The termin "Missing security is highly misleading. I strong suggest something else, perhaps: "UNUATHORIZED". Would be equivalent to HTTP 401 (UNAUTHORIZED).
TOPOLOGY_RESOLUTION_STP, "SVC0006", "Could not resolve STP in Topology database" TOPOLOGY_RESOLUTION_STP_NSA, "SVC0007", "Could not resolve STP to managing NSA"
3 or 4 consecutive nouns following each other make a rather poor error name IMHO. Also topology and NSI are so interwoven, that we don't really need the topology word. How about "UNKNOWN_STP"? Do we expect the latter error to ever come up (we know the stp, but not the nsa for it - i would call this a topology description error). These would correspond to HTTP 422 (UNPROCESABLE_ENTITY).
PATH_COMPUTATION_NO_PATH, "SVC0008", "Path computation failed to resolve route for reservation
Do we really need to say path twice? How about "NO_PATH_FOUND". For http this would probably also be 422, though this one does not have a clear fit.
INVALID_STATE, "SVC0009", "Connection state machine is in invalid state for received message"
Invalid state has a bad ring to it. How about "INVALID_TRANSITION. For http this would be 422, though 405/406 could be misued for them.
INTERNAL_ERROR, "SVC0010", "An internal error has caused a message processing failure"
Would correspond to 500.
INTERNAL_NRM_ERROR, "SVC0011", "An internal NRM error has caused a message processing failure"
The distinction between NSA and NRM is an artificial one, and in some cases they are the same (e.g., OpenNSA can speak directly to JunOS boxes). For the client, the result is the same: "The thing in the other didn't work". For humans/operators the distinction is important, but I would say the error code is for clients, and the error string for humans.
STP_ALREADY_IN_USE, "SVC0012", "Specified STP already in use"
I would call this "STP_UNAVALABLE", as we are dealing with a time span for the reservation. The "In use" reflects a current sitauation, which is rarely the case for us. The message should be something like "Specified STP not available in specified time span". In HTTP this one is a bit tricky, but 422 is probably the best fitting.
BANDWIDTH_NOT_AVAILABLE, "SVC0013", "Insufficent bandwidth available for reservation"
Would people like to add to the list?
Maybe something for a connection which used to exist, but is now terminated or no longer available.
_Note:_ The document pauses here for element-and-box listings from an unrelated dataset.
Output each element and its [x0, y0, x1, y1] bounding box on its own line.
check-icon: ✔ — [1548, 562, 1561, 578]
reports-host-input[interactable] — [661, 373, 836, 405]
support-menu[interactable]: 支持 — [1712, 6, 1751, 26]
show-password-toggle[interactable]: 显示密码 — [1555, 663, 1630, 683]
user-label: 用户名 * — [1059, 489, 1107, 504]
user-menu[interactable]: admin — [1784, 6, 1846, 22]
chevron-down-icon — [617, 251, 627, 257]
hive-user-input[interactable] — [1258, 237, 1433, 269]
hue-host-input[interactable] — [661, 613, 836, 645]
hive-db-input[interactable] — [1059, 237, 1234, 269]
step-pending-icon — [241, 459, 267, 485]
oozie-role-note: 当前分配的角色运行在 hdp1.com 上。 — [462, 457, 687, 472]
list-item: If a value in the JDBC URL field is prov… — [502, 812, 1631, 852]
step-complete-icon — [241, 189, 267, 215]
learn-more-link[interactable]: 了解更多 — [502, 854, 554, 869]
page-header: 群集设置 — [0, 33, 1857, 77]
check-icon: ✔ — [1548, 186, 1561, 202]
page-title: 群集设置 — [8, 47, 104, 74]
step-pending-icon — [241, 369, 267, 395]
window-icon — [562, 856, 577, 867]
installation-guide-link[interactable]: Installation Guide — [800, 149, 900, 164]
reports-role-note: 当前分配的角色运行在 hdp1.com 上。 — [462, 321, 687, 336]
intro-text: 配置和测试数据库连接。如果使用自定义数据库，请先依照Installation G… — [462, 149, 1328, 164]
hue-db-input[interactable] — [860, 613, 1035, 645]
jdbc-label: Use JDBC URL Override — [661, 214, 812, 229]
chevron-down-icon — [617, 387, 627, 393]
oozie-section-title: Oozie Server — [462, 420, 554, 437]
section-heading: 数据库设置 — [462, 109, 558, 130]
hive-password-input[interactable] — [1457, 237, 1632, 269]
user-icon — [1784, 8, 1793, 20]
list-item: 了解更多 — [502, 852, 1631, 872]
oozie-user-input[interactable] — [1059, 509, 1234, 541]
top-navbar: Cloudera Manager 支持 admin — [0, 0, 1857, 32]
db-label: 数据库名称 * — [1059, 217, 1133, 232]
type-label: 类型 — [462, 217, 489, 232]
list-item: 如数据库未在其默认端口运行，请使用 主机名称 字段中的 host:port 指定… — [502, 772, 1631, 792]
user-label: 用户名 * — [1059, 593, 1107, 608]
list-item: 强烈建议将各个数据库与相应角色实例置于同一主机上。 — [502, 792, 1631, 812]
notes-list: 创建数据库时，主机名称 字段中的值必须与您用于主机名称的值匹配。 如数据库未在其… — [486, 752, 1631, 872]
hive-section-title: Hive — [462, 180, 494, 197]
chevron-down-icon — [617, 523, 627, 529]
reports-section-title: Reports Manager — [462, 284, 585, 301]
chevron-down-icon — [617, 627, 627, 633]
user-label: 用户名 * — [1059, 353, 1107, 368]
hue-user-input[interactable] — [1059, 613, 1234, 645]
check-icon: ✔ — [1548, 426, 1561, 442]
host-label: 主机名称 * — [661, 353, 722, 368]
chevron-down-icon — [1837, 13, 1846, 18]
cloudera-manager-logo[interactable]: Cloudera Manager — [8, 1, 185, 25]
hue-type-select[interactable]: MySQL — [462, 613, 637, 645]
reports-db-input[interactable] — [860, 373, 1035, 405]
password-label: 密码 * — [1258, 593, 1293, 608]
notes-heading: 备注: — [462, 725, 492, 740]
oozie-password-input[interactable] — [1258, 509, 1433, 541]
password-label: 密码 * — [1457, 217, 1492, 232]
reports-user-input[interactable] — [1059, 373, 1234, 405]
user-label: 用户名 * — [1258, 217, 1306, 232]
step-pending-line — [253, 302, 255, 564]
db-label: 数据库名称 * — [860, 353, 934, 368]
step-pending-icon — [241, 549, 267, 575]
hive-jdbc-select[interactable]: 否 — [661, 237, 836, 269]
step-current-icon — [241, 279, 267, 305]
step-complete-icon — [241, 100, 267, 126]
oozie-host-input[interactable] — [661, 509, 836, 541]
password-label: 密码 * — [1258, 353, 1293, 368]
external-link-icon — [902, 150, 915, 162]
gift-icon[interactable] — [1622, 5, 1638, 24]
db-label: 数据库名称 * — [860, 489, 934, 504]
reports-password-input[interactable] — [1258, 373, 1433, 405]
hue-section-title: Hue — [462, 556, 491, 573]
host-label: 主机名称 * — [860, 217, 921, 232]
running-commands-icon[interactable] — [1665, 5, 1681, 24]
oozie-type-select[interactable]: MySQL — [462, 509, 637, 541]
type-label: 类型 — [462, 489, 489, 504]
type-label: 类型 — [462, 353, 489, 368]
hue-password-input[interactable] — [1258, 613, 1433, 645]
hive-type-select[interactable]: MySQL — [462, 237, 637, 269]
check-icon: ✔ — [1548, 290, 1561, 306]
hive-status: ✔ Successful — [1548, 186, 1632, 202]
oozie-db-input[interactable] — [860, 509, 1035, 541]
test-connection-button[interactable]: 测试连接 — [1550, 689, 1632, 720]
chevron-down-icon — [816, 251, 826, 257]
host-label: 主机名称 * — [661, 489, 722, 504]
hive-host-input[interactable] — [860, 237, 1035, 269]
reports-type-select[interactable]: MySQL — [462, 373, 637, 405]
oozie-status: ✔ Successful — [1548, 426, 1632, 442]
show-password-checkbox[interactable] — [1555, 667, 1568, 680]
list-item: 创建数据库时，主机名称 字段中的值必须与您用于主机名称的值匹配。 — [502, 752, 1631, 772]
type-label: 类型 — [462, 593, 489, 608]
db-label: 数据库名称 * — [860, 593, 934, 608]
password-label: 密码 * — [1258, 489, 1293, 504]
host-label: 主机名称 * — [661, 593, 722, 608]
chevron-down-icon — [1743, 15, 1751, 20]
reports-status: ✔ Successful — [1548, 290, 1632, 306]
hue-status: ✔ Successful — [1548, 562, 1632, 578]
I know this could fall under "DOES_NOT_EXIST", or "INVALID_STATE", but none of these actually capture what happened. This would be equivalent to 410 (GONE). Furthermore, something stating the the resource is not available for the specified user could be appropiate (corresponding to 401 (UNAUTHORIZED) in http. I've given mappings to HTTP status code the error codes. Most mappins are straightforward, but a couple are a bit edge and can be discussed. While not perfect, http codes are well understood by many developers, have clear semantics for request retry and modification, and have been well tested over a significant amount of time. Why do we need to invent our own? Of course we would only adapt the 400/500 class codes as the other classes does not make sense with our current protocol model. Best regards, Henrik Henrik Thostrup Jensen <htj at ndgf.org> NORDUnet / Nordic Data Grid Facility.